USACE and ERDC Conducting Study on Nearshore Placement
The U.S. Army Corps of Engineers, Chicago District, and the Engineer Research and Development Center (ERDC) are conducting a study to better understand the effectiveness of nearshore placement of dredged sediment to reduce shoreline erosion.
In Southern Lake Michigan, sandy dredged sediment suitable for beach nourishment has repeatedly been placed in designated nearshore areas just offshore of reaches subjected to natural littoral forces and impacted by coastal erosion.
While current nearshore placement practices are designed with the goal of replenishing the coast, reducing shoreline erosion, and minimizing material placement costs, the effectiveness of this practice has not previously been monitored or modeled.
The Town of Ogden Dunes, Indiana has experienced significant shoreline erosion and reduction of beach areas since the construction of the Burns Waterway Harbor, just east of Ogden Dunes.
More than 1.8 million cubic yards of material has been placed in the nearshore area of Ogden Dunes since 1980, including nearly 140,000 cubic yards placed in the summer of 2016 by the Corps and Northern Indiana Public Service Company.
Monitoring and analyzing the impact and effectiveness of this 2016 placement will be a major component of this study.
In support of the study, the United States Geological Survey Indiana and Illinois Water Science Centers conducted a baseline bathymetric and topographic survey of the Ogden Dunes coast before the start of the 2016 dredging.

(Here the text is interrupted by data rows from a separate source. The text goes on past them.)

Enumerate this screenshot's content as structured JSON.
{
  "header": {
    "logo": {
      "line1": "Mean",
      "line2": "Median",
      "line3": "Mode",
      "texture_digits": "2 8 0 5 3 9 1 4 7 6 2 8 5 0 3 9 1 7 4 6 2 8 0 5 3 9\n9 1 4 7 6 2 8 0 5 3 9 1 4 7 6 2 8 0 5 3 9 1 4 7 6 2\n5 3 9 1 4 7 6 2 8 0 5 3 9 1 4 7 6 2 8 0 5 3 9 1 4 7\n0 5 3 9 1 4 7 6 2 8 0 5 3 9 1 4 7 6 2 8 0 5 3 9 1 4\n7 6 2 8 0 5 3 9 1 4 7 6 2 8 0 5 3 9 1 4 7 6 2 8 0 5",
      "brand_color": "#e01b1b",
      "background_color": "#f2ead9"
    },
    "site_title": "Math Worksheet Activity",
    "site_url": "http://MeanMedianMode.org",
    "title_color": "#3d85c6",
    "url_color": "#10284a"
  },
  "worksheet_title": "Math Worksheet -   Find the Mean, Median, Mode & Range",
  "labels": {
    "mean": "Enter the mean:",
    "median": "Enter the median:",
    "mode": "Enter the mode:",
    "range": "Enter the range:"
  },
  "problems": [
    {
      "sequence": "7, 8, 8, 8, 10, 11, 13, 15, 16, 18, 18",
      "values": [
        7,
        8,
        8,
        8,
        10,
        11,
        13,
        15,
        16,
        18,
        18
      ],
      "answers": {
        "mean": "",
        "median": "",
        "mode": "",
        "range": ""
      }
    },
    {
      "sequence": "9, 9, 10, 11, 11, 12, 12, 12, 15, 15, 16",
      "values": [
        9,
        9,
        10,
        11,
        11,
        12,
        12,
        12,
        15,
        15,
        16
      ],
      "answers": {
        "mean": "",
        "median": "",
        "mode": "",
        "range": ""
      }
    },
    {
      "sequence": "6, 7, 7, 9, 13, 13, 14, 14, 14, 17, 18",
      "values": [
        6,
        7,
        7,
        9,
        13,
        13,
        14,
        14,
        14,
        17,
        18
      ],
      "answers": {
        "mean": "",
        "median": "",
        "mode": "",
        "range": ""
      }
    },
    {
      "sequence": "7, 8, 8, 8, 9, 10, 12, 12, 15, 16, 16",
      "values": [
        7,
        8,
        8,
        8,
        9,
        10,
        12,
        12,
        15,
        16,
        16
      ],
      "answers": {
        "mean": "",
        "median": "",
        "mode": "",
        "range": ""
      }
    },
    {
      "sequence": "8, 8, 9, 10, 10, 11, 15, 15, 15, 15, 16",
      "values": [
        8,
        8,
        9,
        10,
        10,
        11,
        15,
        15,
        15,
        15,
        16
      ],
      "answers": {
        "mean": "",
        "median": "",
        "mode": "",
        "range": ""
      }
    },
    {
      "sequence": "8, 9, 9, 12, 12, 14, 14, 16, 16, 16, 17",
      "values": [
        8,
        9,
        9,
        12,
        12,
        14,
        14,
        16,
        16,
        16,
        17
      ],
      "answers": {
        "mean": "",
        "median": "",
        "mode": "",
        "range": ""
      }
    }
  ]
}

The results of this survey will be compared to three post-placement surveys conducted between July and late-fall, 2016. The USGS also deployed two Acoustic Doppler Current Profiler monitors to collect information about offshore and nearshore wave height and velocity. This analysis will help define the impact of submerged sediment ‘berms’ placement on shoreline wave impacts.
This study, which is expected to be completed in late 2017, is being conducted as part of the Corps’ Regional Sediment Management Program, which is designed to manage sediments in ways that contribute to sustainable water resource projects, environments, and communities.